ーー目標としては、2年後にJ1を目指すことは変わらずということ?

当然、2年後というかチャンスがあれば今年も狙っていきたいと思いますし、勝ち点だけを考えると、決して不可能という数字ではないと私は思っています。やるからにはプロとして、上を目指すのは当たり前だと思っています。

 

中村考昭 代表取締役社長 発言要旨

城福監督、江尻強化部長からもお話させていただきましたが、ヴェルディがこれまでも、そしてこれからも歩んでいく道のりをしっかり見据えたときに、ここからの後半戦に向けて、城福さんに監督として指揮をとっていただくということをクラブとして決定しました。

 

その道のりを、より確度の高い確実なものとするために、小倉さんをヘッドコーチとして強化補強しました。今までは、スタッフが減ってるんじゃないかとか、色々なところで大丈夫なのかとかという不安がつきまとうクラブであったと思うのですが、将来に向けての成長であったり、我々が目指すサッカーを実現するための、より一層の進化を見据えて、ヘッドコーチも補強することを決定しました。

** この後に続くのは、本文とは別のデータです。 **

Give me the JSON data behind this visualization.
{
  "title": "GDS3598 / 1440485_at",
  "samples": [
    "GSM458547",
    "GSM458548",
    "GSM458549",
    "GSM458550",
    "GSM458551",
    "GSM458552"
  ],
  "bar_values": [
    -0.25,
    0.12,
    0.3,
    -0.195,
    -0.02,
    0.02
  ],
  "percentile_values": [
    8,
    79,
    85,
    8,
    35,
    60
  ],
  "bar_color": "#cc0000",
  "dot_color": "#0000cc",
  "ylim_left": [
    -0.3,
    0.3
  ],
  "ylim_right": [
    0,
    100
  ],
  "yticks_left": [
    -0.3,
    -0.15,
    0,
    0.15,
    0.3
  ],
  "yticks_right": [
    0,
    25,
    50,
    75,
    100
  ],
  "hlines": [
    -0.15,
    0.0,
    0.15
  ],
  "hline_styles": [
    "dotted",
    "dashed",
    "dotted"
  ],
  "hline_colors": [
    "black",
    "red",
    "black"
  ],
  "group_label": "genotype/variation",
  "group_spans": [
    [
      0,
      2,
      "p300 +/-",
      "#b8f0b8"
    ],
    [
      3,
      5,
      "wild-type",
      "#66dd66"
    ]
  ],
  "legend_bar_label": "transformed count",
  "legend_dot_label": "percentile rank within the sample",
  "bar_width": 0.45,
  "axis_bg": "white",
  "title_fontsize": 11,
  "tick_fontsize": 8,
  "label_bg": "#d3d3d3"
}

ここまで堀前監督には、特に昨年クラブが大変難しい局面の中で、監督を引き受けていただき、クラブの求心力が問われる中でチームのモチベーションや一体感を上げる、この辺りのコントロールがとても難しい環境にあったと思うのですが、そこを100%の力を発揮して乗り越えていただき、今シーズンもスタートいただいたと思っております。改めましてこの場ではありますが、堀さんに深く感謝申し上げたいと思っております。

堀さんが担ってきた前半のヴェルディは、それもヴェルディの一つの道のりではあるのですが、ここから先の成長ステップアップ、進化を実現する上で、新体制という形で後半戦以降は戦っていきたいと考えています。

今シーズンのヴェルディは、UNITE AS 1 -Going Forward-(ユナイト・アズ・ワン・ゴーイング・フォワード)というスローガンをシーズン当初から掲げさせていただいています。

このスローガンから考えて、今回の決定や歩みは、クラブとしては変わっていないと思っております。 我々が一つになって、1人1人が持てる力を100%発揮して、そして前に進んでいく。それが実現できれば、必ず良い結果が生まれると思ってますし、それを後半戦(22節目以降)1試合1試合、目の前の試合にしっかりと向かいながら、勝利を積み重ねていきたいと考えています。

 

ーークラブに対するリクエストや要求が出ていると思うが、練習環境など現場をバックアップするためのプランはありますか。

城福監督の就任に関わらず、クラブとして改善すべきことは多くあると考えています。練習場所であったりとか、トレーニング環境、ベレーザ、育成組織も含めて、その全てがヴェルディを構成してますから、それをいかに成長改善、進化させていくのかということだと思います。それに向けてクラブとして、着実に手を打っていきたいとは考えています。併せて、城福監督がサッカーを指揮していく上で、必要となってくる部分は、強化部の考えも聞きながら、そのすり合わせの中で、やるべきことをやっていこうと考えています。